The Australian Governments’s website has a brief list of travel recommendations and resources for LGBTQ people. The Human Rights Watch and Equaldex also have several maps on their websites which spell out the kinds of anti-LGBTQ laws that exist across the globe, which should give you a better sense of a country’s progressiveness (or lack thereof).
Of course, social media is helpful in your research, too; you can look up local LGBTQ organisations on Facebook and reach out for any recommendations.
It’s also important you know your rights while travelling, particularly for trans individuals. As CNN writes, you should have copies of any court name change certificates and any other legal documents while travelling. Also, be sure your name and gender on reservations match the ID you’re travelling with to avoid any problems – at check-in – for example. If you’re travelling with children, you should also be mindful of any of their documentation that might contain a different last name than your own.
While travelling with any medication, it’s important you research that nation’s laws in advance to make sure your medicine won’t be confiscated at the airport, too.
Use LGBTQ organisations or those that support them
As the New York Times writes, organising trips through LGBTQ companies can better ensure your safety while travelling overseas. Using the International Gay & Lesbian Travel Association’s website, you can find tours operated by LGBTQ or LGBTQ-friendly guides. You can also find a number of queer-friendly hotel accommodations and local events at your destination using their recommendations.
Mister B&B is another useful resource in finding a place to stay for gay travellers (though options are generally more limited than you’d find on Airbnb). A quick look through some of Hotels.com or TripAdvisor’s reviews can also give you a good sense of what to expect from some LGBTQ-friendly accommodations.
You don’t have to come out
When you’re travelling overseas, you are not obligated to come out regarding your sexual orientation or gender identity, especially if it endangers you. For this reason and to reiterate, researching your destination is important. You should gauge whatever social environments you’re in and whether choosing to come out might result in harassment or violence.
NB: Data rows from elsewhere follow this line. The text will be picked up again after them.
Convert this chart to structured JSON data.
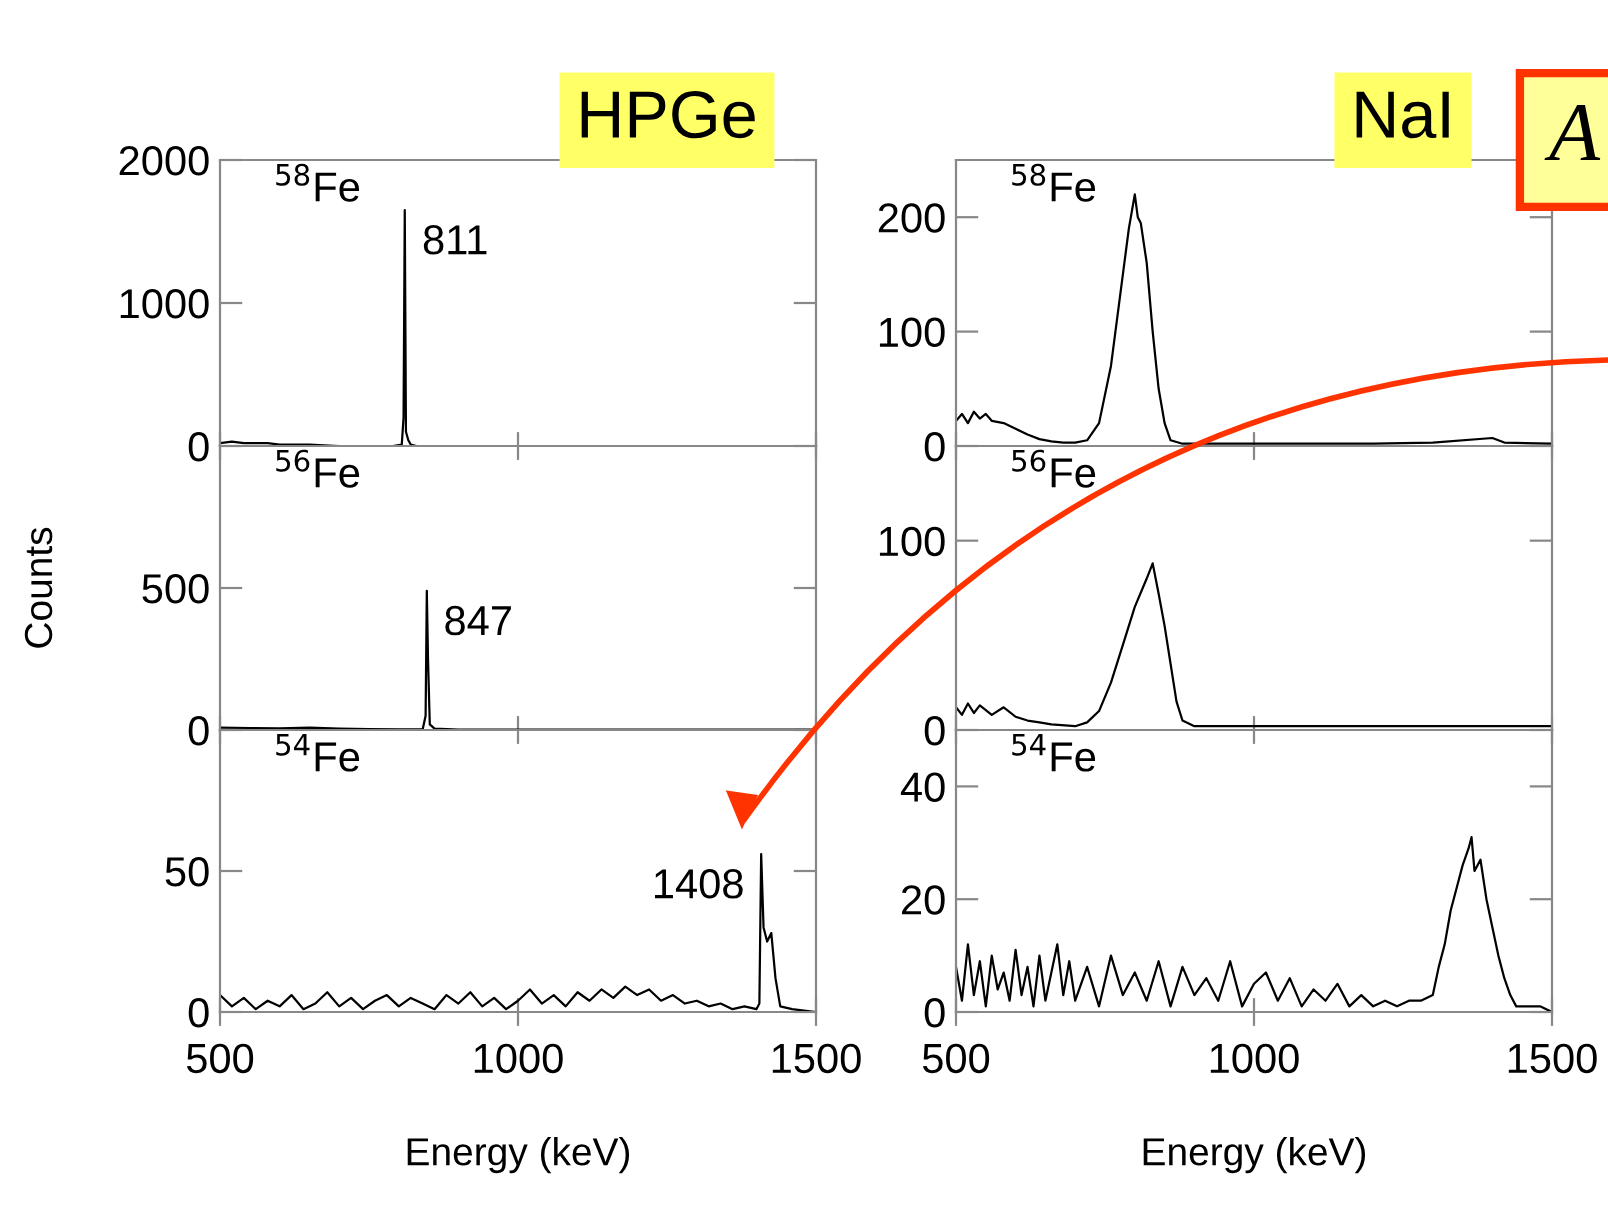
{
  "chart_data": [
    {
      "type": "line",
      "title": "HPGe",
      "annotations": [
        "$^{58}$Fe",
        {
          "text": "811",
          "x": 811,
          "y": 1650
        }
      ],
      "xlim": [
        500,
        1500
      ],
      "xticks": [
        500,
        1000,
        1500
      ],
      "ylim": [
        0,
        2000
      ],
      "yticks": [
        0,
        1000,
        2000
      ],
      "tick_labels": "y",
      "x": [
        500,
        520,
        540,
        560,
        580,
        600,
        650,
        700,
        750,
        790,
        805,
        808,
        810,
        812,
        816,
        820,
        830,
        900,
        1000,
        1100,
        1200,
        1300,
        1400,
        1500
      ],
      "series": [
        {
          "color": "#000000",
          "values": [
            20,
            30,
            20,
            20,
            20,
            10,
            10,
            0,
            0,
            0,
            10,
            200,
            1650,
            100,
            40,
            10,
            0,
            0,
            0,
            0,
            0,
            0,
            0,
            0
          ]
        }
      ]
    },
    {
      "type": "line",
      "title": "NaI",
      "annotations": [
        "$^{58}$Fe",
        "A"
      ],
      "xlim": [
        500,
        1500
      ],
      "xticks": [
        500,
        1000,
        1500
      ],
      "ylim": [
        0,
        250
      ],
      "yticks": [
        0,
        100,
        200
      ],
      "tick_labels": "y",
      "x": [
        500,
        510,
        520,
        530,
        540,
        550,
        560,
        580,
        600,
        620,
        640,
        660,
        680,
        700,
        720,
        740,
        760,
        780,
        790,
        800,
        805,
        810,
        820,
        830,
        840,
        850,
        860,
        880,
        1000,
        1200,
        1300,
        1400,
        1420,
        1500
      ],
      "series": [
        {
          "color": "#000000",
          "values": [
            22,
            28,
            20,
            30,
            24,
            28,
            22,
            20,
            15,
            10,
            6,
            4,
            3,
            3,
            5,
            20,
            70,
            150,
            190,
            220,
            200,
            195,
            160,
            100,
            50,
            20,
            5,
            2,
            2,
            2,
            3,
            7,
            3,
            2
          ]
        }
      ]
    },
    {
      "type": "line",
      "ylabel": "Counts",
      "annotations": [
        "$^{56}$Fe",
        {
          "text": "847",
          "x": 847,
          "y": 490
        }
      ],
      "xlim": [
        500,
        1500
      ],
      "xticks": [
        500,
        1000,
        1500
      ],
      "ylim": [
        0,
        1000
      ],
      "yticks": [
        0,
        500
      ],
      "tick_labels": "y",
      "x": [
        500,
        550,
        600,
        650,
        700,
        750,
        800,
        840,
        845,
        847,
        849,
        852,
        860,
        900,
        1000,
        1200,
        1500
      ],
      "series": [
        {
          "color": "#000000",
          "values": [
            8,
            7,
            6,
            8,
            5,
            3,
            2,
            2,
            50,
            490,
            250,
            20,
            5,
            1,
            1,
            1,
            1
          ]
        }
      ]
    },
    {
      "type": "line",
      "annotations": [
        "$^{56}$Fe"
      ],
      "xlim": [
        500,
        1500
      ],
      "xticks": [
        500,
        1000,
        1500
      ],
      "ylim": [
        0,
        150
      ],
      "yticks": [
        0,
        100
      ],
      "tick_labels": "y",
      "x": [
        500,
        510,
        520,
        530,
        540,
        560,
        580,
        600,
        620,
        640,
        660,
        700,
        720,
        740,
        760,
        780,
        800,
        820,
        830,
        840,
        850,
        860,
        870,
        880,
        900,
        1000,
        1500
      ],
      "series": [
        {
          "color": "#000000",
          "values": [
            12,
            8,
            14,
            9,
            13,
            8,
            12,
            7,
            5,
            4,
            3,
            2,
            4,
            10,
            25,
            45,
            65,
            80,
            88,
            72,
            55,
            35,
            15,
            5,
            2,
            2,
            2
          ]
        }
      ]
    },
    {
      "type": "line",
      "xlabel": "Energy (keV)",
      "annotations": [
        "$^{54}$Fe",
        {
          "text": "1408",
          "x": 1408,
          "y": 56
        }
      ],
      "xlim": [
        500,
        1500
      ],
      "xticks": [
        500,
        1000,
        1500
      ],
      "ylim": [
        0,
        100
      ],
      "yticks": [
        0,
        50
      ],
      "x": [
        500,
        520,
        540,
        560,
        580,
        600,
        620,
        640,
        660,
        680,
        700,
        720,
        740,
        760,
        780,
        800,
        820,
        840,
        860,
        880,
        900,
        920,
        940,
        960,
        980,
        1000,
        1020,
        1040,
        1060,
        1080,
        1100,
        1120,
        1140,
        1160,
        1180,
        1200,
        1220,
        1240,
        1260,
        1280,
        1300,
        1320,
        1340,
        1360,
        1380,
        1400,
        1405,
        1408,
        1412,
        1418,
        1425,
        1432,
        1440,
        1460,
        1500
      ],
      "series": [
        {
          "color": "#000000",
          "values": [
            6,
            2,
            5,
            1,
            4,
            2,
            6,
            1,
            3,
            7,
            2,
            5,
            1,
            4,
            6,
            2,
            5,
            3,
            1,
            6,
            3,
            7,
            2,
            5,
            1,
            4,
            8,
            3,
            6,
            2,
            7,
            4,
            8,
            5,
            9,
            6,
            8,
            4,
            6,
            3,
            4,
            2,
            3,
            1,
            2,
            1,
            3,
            56,
            30,
            25,
            28,
            12,
            2,
            1,
            0
          ]
        }
      ]
    },
    {
      "type": "line",
      "xlabel": "Energy (keV)",
      "annotations": [
        "$^{54}$Fe"
      ],
      "xlim": [
        500,
        1500
      ],
      "xticks": [
        500,
        1000,
        1500
      ],
      "ylim": [
        0,
        50
      ],
      "yticks": [
        0,
        20,
        40
      ],
      "x": [
        500,
        510,
        520,
        530,
        540,
        550,
        560,
        570,
        580,
        590,
        600,
        610,
        620,
        630,
        640,
        650,
        660,
        670,
        680,
        690,
        700,
        720,
        740,
        760,
        780,
        800,
        820,
        840,
        860,
        880,
        900,
        920,
        940,
        960,
        980,
        1000,
        1020,
        1040,
        1060,
        1080,
        1100,
        1120,
        1140,
        1160,
        1180,
        1200,
        1220,
        1240,
        1260,
        1280,
        1300,
        1310,
        1320,
        1330,
        1340,
        1350,
        1360,
        1365,
        1370,
        1380,
        1390,
        1400,
        1410,
        1420,
        1430,
        1440,
        1460,
        1480,
        1500
      ],
      "series": [
        {
          "color": "#000000",
          "values": [
            8,
            2,
            12,
            3,
            9,
            1,
            10,
            4,
            7,
            2,
            11,
            3,
            8,
            1,
            10,
            2,
            7,
            12,
            3,
            9,
            2,
            8,
            1,
            10,
            3,
            7,
            2,
            9,
            1,
            8,
            3,
            6,
            2,
            9,
            1,
            5,
            7,
            2,
            6,
            1,
            4,
            2,
            5,
            1,
            3,
            1,
            2,
            1,
            2,
            2,
            3,
            8,
            12,
            18,
            22,
            26,
            29,
            31,
            25,
            27,
            20,
            15,
            10,
            6,
            3,
            1,
            1,
            1,
            0
          ]
        }
      ]
    }
  ]
}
“Most queer people have finely tuned antennae knowing when it’s probably OK to express themselves and probably not,” Ed Salvato said. “Many brave people – especially gender non-conforming people – may have no choice but to go bravely about their business when travelling since they can’t conveniently go back in the closet like a more gender-normative person could.”
If you do intend to come out while travelling, you should feel comfortable and not forced into it. If you don’t have that option, it might be worth reconsidering your destination.